At line 324, however, we see an HTML table definition that contains a brief Javascript program starting at line 338 (immediately before this, the phisher attempts to close any other active script context with an “end” SCRIPT tag. The script is mean to check HTML form input before submission. It pops up Javascript alert boxes asking for a series of items. It starts by asking 3 times for your SSN, then requests your CVC/CVV2 (those short codes on the back of your credit card), your ATM signature, credit card expiration month and year, full name, billing address, home phone, date of birth (3X), mother’s maiden name, and name of your bank.
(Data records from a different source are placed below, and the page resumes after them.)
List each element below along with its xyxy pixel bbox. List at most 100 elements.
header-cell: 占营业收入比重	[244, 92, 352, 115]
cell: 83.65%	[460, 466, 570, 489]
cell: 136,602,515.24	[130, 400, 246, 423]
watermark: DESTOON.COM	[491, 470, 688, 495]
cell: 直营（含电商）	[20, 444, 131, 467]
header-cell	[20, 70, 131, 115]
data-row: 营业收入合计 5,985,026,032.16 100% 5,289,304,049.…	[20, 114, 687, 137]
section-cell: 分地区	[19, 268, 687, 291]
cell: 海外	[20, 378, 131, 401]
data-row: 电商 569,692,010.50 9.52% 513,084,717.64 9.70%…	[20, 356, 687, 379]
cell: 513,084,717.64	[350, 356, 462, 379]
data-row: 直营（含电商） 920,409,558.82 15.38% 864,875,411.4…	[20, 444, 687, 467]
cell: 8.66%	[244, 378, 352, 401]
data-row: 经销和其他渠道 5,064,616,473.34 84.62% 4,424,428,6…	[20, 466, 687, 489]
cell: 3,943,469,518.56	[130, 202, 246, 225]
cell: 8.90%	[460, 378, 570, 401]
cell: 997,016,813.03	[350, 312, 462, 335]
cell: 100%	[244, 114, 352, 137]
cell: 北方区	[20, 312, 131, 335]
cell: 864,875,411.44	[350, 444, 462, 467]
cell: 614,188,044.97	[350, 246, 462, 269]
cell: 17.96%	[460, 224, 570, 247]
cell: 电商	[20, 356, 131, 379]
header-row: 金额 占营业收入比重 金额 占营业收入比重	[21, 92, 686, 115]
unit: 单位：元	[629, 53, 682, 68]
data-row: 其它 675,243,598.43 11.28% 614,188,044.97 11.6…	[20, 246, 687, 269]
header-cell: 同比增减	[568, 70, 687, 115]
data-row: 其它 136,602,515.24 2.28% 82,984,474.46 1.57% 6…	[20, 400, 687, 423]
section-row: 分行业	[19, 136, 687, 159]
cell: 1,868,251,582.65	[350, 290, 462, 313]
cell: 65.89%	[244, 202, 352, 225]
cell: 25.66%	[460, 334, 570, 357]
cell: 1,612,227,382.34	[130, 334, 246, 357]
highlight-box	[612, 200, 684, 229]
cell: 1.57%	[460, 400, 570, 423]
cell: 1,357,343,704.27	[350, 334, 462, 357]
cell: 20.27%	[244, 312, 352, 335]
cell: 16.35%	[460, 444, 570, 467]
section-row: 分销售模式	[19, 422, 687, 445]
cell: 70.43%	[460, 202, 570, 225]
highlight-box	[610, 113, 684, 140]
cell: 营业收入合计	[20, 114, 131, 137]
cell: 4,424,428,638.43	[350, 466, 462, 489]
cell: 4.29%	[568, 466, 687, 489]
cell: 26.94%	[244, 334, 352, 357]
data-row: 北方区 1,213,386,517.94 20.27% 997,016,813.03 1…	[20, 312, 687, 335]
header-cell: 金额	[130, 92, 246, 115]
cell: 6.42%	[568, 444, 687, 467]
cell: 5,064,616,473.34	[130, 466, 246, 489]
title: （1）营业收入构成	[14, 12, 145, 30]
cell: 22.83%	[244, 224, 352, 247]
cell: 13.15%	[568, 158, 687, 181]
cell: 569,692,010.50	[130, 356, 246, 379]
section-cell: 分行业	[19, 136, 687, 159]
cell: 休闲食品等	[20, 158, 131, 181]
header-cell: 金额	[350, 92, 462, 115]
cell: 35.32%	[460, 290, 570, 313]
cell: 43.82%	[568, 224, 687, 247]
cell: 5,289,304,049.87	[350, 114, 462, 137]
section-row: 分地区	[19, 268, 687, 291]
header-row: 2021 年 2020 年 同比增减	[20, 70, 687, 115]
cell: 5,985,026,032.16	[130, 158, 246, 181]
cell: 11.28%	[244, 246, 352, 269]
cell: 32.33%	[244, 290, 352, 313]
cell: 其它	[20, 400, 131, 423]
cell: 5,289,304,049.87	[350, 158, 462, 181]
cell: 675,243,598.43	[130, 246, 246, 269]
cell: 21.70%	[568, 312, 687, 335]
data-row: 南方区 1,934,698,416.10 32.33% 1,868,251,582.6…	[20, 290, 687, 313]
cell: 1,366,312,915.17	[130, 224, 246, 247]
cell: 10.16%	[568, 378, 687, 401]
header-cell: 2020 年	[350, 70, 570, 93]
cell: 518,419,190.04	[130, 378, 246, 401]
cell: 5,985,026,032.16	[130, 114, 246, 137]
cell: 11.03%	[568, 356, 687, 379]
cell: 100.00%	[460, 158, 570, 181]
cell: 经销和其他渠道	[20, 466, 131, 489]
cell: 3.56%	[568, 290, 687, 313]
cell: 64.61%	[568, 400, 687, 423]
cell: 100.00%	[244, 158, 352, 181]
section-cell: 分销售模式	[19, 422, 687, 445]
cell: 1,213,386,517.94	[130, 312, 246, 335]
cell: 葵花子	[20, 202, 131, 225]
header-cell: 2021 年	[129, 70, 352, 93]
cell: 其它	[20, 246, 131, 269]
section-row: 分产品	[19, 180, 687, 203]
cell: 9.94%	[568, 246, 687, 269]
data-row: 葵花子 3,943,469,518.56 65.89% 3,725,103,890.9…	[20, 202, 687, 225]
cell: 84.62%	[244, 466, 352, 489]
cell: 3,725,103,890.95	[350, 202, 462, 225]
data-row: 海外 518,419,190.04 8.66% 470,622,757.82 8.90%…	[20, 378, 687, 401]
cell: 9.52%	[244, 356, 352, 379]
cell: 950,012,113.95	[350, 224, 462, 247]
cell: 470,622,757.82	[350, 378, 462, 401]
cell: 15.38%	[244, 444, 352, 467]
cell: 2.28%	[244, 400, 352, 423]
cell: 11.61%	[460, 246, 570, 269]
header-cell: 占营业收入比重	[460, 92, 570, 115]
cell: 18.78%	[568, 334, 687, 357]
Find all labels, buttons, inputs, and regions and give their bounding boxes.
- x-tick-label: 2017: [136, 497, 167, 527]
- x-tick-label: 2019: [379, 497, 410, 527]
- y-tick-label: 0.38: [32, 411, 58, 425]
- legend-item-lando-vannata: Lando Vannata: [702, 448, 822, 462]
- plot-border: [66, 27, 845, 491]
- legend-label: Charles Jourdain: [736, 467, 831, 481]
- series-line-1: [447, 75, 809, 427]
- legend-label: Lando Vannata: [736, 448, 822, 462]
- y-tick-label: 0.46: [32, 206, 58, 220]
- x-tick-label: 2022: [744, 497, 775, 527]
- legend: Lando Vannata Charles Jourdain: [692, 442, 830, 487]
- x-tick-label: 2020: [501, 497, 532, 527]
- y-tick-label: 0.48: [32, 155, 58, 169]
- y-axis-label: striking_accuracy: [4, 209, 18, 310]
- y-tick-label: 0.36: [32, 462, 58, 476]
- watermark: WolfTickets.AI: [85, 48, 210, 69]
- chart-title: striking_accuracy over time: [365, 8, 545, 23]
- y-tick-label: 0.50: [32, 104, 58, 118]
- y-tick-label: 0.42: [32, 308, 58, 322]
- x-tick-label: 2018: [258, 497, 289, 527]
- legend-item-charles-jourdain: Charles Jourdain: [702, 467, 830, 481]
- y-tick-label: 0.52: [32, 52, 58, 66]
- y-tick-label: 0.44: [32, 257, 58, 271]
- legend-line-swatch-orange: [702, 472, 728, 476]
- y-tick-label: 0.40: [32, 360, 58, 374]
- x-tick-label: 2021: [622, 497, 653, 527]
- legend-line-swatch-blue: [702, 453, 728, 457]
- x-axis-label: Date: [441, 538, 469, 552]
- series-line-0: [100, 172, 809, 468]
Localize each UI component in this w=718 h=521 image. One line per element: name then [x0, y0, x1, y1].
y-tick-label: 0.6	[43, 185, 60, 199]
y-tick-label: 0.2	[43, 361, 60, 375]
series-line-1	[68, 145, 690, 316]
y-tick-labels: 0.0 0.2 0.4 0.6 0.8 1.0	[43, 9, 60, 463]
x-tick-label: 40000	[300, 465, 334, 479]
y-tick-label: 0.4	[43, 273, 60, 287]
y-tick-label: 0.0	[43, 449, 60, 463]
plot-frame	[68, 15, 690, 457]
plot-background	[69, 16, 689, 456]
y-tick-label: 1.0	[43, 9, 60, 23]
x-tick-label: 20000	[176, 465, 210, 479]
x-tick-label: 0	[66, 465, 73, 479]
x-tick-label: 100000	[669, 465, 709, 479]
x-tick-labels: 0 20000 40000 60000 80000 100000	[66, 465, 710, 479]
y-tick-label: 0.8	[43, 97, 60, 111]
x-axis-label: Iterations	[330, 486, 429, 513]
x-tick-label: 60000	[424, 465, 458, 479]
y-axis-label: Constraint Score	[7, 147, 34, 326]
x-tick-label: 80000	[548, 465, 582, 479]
Places to enter this information appear in an HTML form defined immediately after this script. The target action of this form is to post the information the victim gives it to a PHP web page at hikinginn.com. The URL looks like some bulletin board or photo gallary: “/bbs/data/egallery/119701770/indexppl.php”. Presumably this page has been hijacked to contain code that accepts data from this phishing attempt. When I used wget to fetch this page, wget returned an HTTP 404 (Not Found) error, indicating that this page may well have been taken down.

[locasto@xorenduex quarantine]$ wget http://www.hikinginn.com/bbs/data/egallery/1197017760/indexppl.php
--10:54:55--  http://www.hikinginn.com/bbs/data/egallery/1197017760/indexppl.php
           => `indexppl.php'
Resolving www.hikinginn.com... 218.232.66.19
Connecting to www.hikinginn.com|218.232.66.19|:80... connected.
HTTP request sent, awaiting response... 404 Not Found
10:54:56 ERROR 404: Not Found.

The web site itself is for a resort on the Korean island of Jeju.